Sclerotherapie

Sclerotherapie, het wegspuiten of doodspuiten van aders, is een goede behandeling voor beperkte spataders: degene die niet te dik of uitgebreid zijn.

Wat is sclerotherapie?

Bij sclerotherapie worden de aders opgespoten met een product (sclerosans) dat een chemische irritatie geeft aan de binnenzijde van de ader en zo een verstopping van die ader veroorzaakt. In principe worden enkel de oppervlakkige zijtakken op deze manier behandeld. Dit kan gaan van zeer fijne, kleine penseelvaatjes tot ook wat grotere spataders.

Hoe doen we dat?

Aethoxysklerol®

Het meest frequent gebruikte product is Aethoxysklerol®. Afhankelijk van de dikte van de ader wordt gekozen voor het product in een andere concentratie (0,5%, 1%, 2% of 3%). 

Voorbereiding

Voor we starten met de inspuiting, moet in staande houding een goede markering gebeuren van het verloop van de ader. Eens de patiënt neerligt is de ader moeilijker zichtbaar, wat het moeilijker maakt voor de arts om de inspuiting correct uit te voeren. 

De inspuiting

De inspuiting van het product gebeurt met een kleine naald. Het is belangrijk dat het product correct in de ader ingespoten wordt om te vermijden dat er wat product naast de ader loopt. Als dat gebeurt ontstaat er pijn en kan er zelfs een beschadiging van de huid zijn.

Resultaat

Sclerotherapie is de standaardbehandeling voor kleine penseelvaatjes. Deze kleine blauwe haarvaatjes die in de huid verlopen gaan na de behandeling een rode schijn krijgen. Nadien zullen ze geleidelijk verbleken. Bij deze kleine blauwe penseelvaatjes moeten er meerdere sessies sclerotherapie gepland worden om het gewenste effect te krijgen. 

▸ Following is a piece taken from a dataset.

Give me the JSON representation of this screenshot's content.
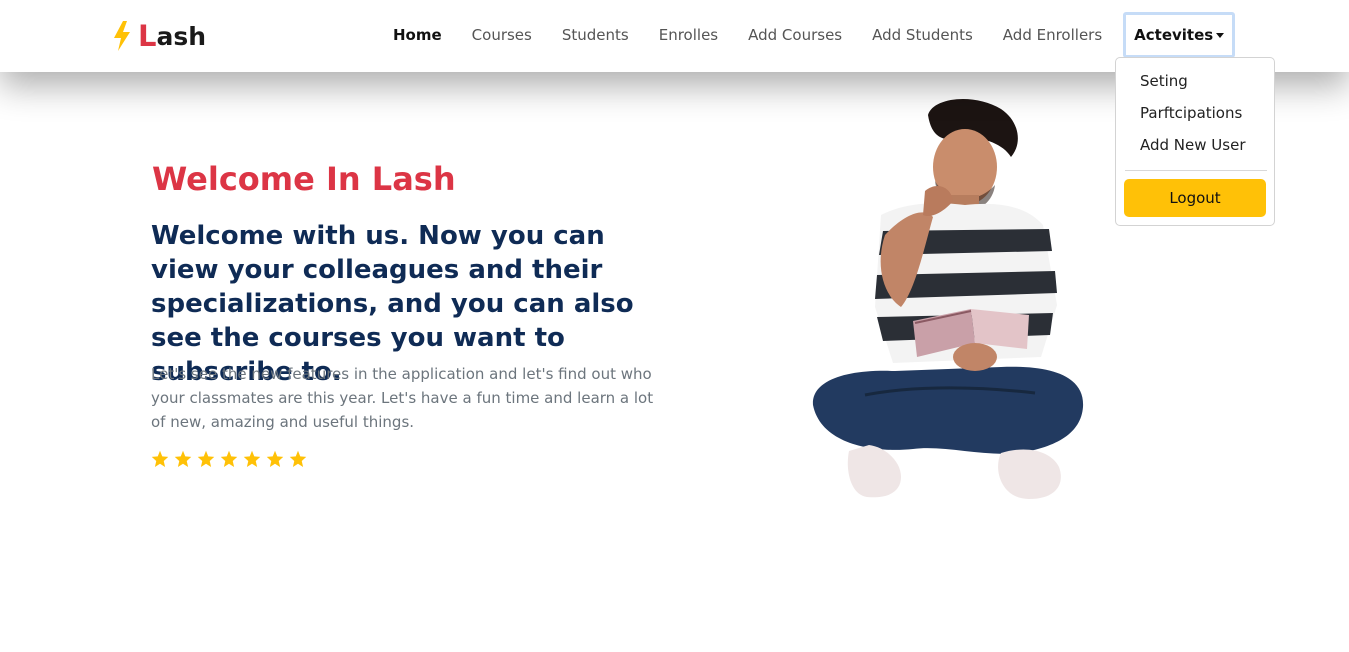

Het grote voordeel van deze behandeling is dat ze kan plaatsvinden tijdens een consultatie. Het resultaat is wel pas zichtbaar na enkele weken. 

Schuimsclerose

Ook de wat grotere takken kunnen sinds enkele jaren behandeld worden met sclerotherapie via een schuimsclerose.
Hierbij wordt er een mengsel van sclerosans en lucht gebruikt. Door de Aethoxysklerol® met lucht te mengen bekomen we een visceuze schuimsuspensie. 

Het gebruik van schuim is drie keer zo efficiënt als Aethoxysklerol® alleen. Hierdoor kunnen we ook dikkere of dieper gelegen aders behandelen met sclerotherapie. 

Sclerotherapie onder echogeleide

In sommige gevallen moeten de aders onder echografische controle aangeprikt worden. Dat is dan een echogeleide schuimsclerose. Deze techniek wordt ook gebruikt voor de behandeling van reflux in de vena safena. 

Soms worden er meerdere sessies sclerotherapie gepland met een interval van een drietal weken.

Infobrochure sclerotherapie
Download

Nabehandeling

Na een sessie sclerotherapie moeten de behandelde aders goed gecomprimeerd worden om de vorming van stolsels in de aders te voorkomen.

Waarom is dat belangrijk? De vorming van bloedklonters in de behandelde aders kan aanleiding geven tot pigmentvlekken op de huid, lokaal pijn en eventueel recanalisaties of het opnieuw openen van de behandelde ader. 

Als er toch klontervorming ontstaat, wordt die best behandeld met evacuatie van de stolsels (via een punctie of kleine incisie).

Na een sessie sclerotherapie moet er een steunkous (klasse 2) gedragen worden en dit voor minstens 10 dagen. Al is dat wel enkel overdag nodig. In die periode moet de patiënt vermijden om warme baden of sauna’s te nemen. Ook zonnebaden wordt beter vermeden.